The recent elections in the United Kingdom, Poland and Spain have led Federica Mogherini, Vice-President of the European Commission, to state that “there is a need to rethink the EU project”. She was backed up by the Italian Prime Minister who declared yesterday that “the wind from Greece, the wind from Spain, the wind from Poland, do not blow in the same direction, they blow in the opposite direction. But all these winds say that Europe must change”. I want to say one thing: don’t throw away the baby with the bathwater – the debate should be on the EU we want and not about whether the EU should exist or not. So what are the changes we want to see?

We certainly don’t want changes that question the EU’s basic principles. Yesterday UK Prime Minister David Cameron discussed with European Commission President Jean-Claude Juncker a possible new “deal for the UK”. David Cameron said that changes to rules on welfare benefits were an absolute requirement in any renegotiation. According to Euractiv, “he wants to force EU migrants to wait four years before accessing a range of welfare benefits in Britain, and to win the power to deport out of work EU job-seekers after six months”. He has already faced opposition on this point from other EU countries such as Germany and France. This is certainly not the kind of change in the EU that we want to see.

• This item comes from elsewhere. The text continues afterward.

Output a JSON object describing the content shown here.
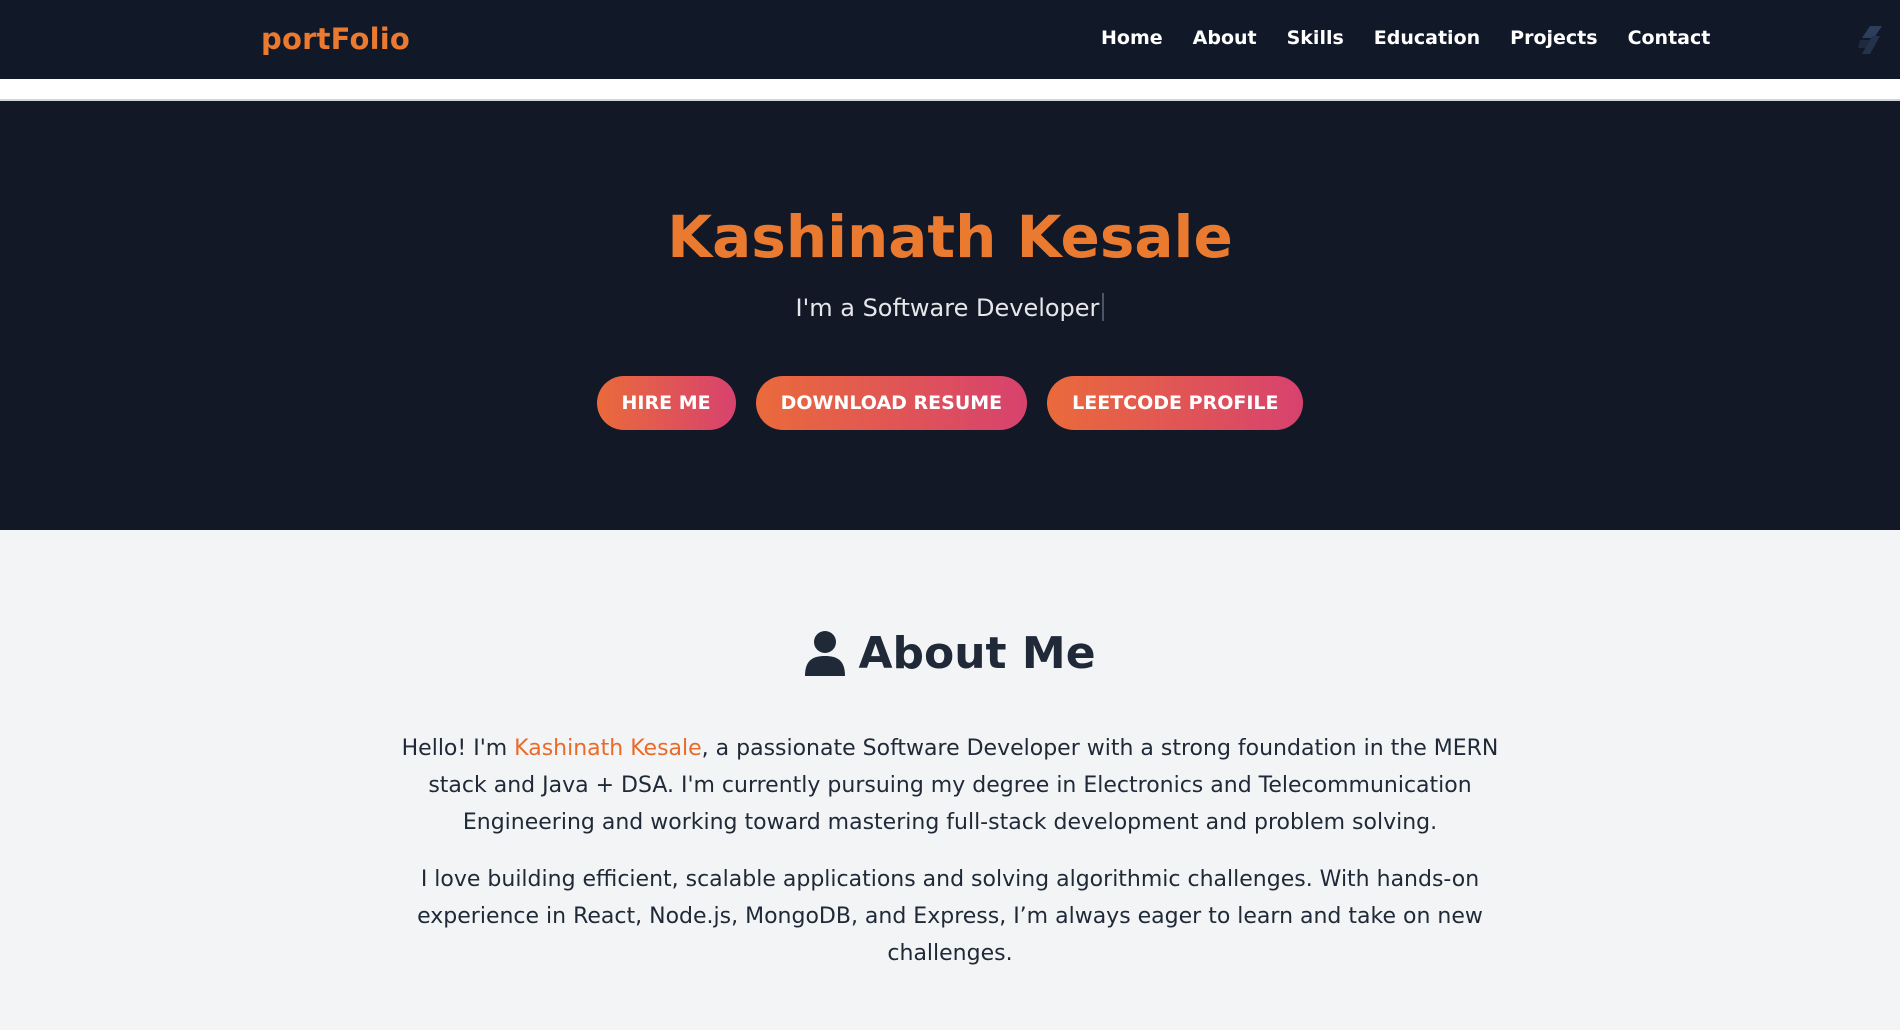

We want to move forward with a more social Europe; it is time to work on greater social convergence in the EU. For that reason we want EU leaders to implement what is already written in the treaty such as the social clause, which states that “the Union shall take into account requirements linked to the promotion of a high level of employment, the guarantee of adequate social protection, the fight against social exclusion, and a high level of education, training and protection of human health”. We will continue to push for the roll-out of social standards across the EU and the inclusion of those most excluded from society in the priorities of the EU project.

There is a meeting of the college of Commissioners on 3 June and a meeting of European Heads of State on 25 June. We call on these key policy-makers to ensure that Europe lives up to the spirit of its word by making concrete proposals for improving the social situation in the EU, rather than allowing negative rhetoric to diminish the European project to a pipedream.